Sans s’attarder à la critique approfondie d’un système qui n’a point fonctionné, on peut remarquer le mélange de chimères et d’idées pratiques qui caractérise le socialisme de ce temps-là. Ce qui était chimérique, c’était de proposer à une Assemblée bourgeoise la création d’un ministère « ayant la mission spéciale de préparer la Révolution sociale », c’est-à-dire le suicide en douceur de la classe qu’elle représentait. Quelques manufacturiers en détresse, auraient, paraît-il, volontiers cédé leurs établissements à l’État, moyennant une indemnité. Mais l’immense majorité de la classe patronale repoussait cette invitation à se laisser mourir et la classe ouvrière n’était ni assez organisée ni assez instruite pour offrir à la réforme projetée un solide point d’appui.

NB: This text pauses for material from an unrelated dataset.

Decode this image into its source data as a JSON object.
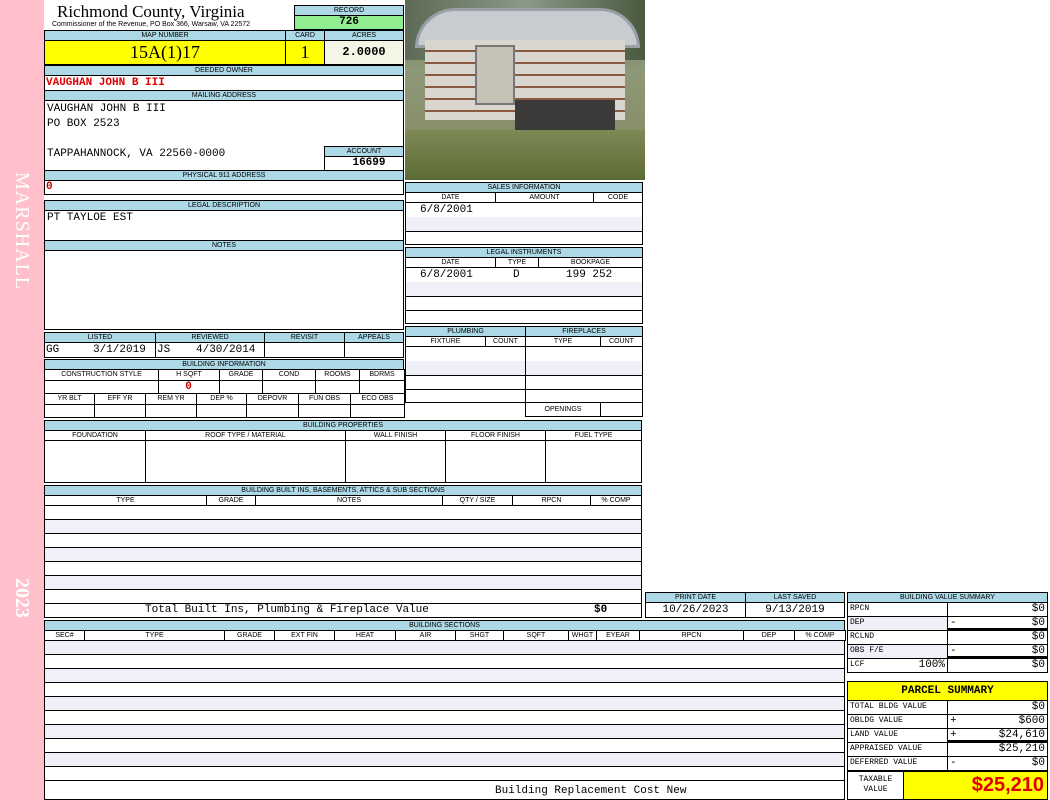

Ce qui était dangereux, au point de vue même de Louis Blanc, c’était, en instituant un « budget des travailleurs », de reconstituer au profit de corps privilégiés de nouveaux biens de main-morte. C’était encore l’arbitraire auquel conduisait l’imprécision de certaines formules. Qui fixerait les prix de revient, les salaires, le taux des bénéfices ? On ne le voyait pas clairement. Il faut ajouter aussitôt que l’idée d’un ministère du travail n’était pas cependant si folle, puisqu’elle fut reprise alors par des députés non socialistes sous la forme atténuée d’un Bureau du travail, centralisant tous les renseignements relatifs à la production agricole et industrielle en même temps qu’à la condition des travailleurs ; puisque, depuis lors, soit en Belgique, soit aux États-Unis, soit en France, elle s’est réalisée en bloc ou en détail. Il faut reconnaître en outre que, d’une part, la reprise par l’État des mines, des chemins de fer, de la Banque fait aujourd’hui partie du programme dit radical et que, d’autre part, le socialisme international contemporain a inséré dans ses revendications à peu près toutes celles de Louis Blanc ; socialisation progressive des grands moyens de production, union intime de l’agriculture et de l’industrie, acheminement vers une société collectiviste divisée en associations professionnelles qui se répartiront la besogne et régleront la création des produits d’après les besoins constatés par la statistique.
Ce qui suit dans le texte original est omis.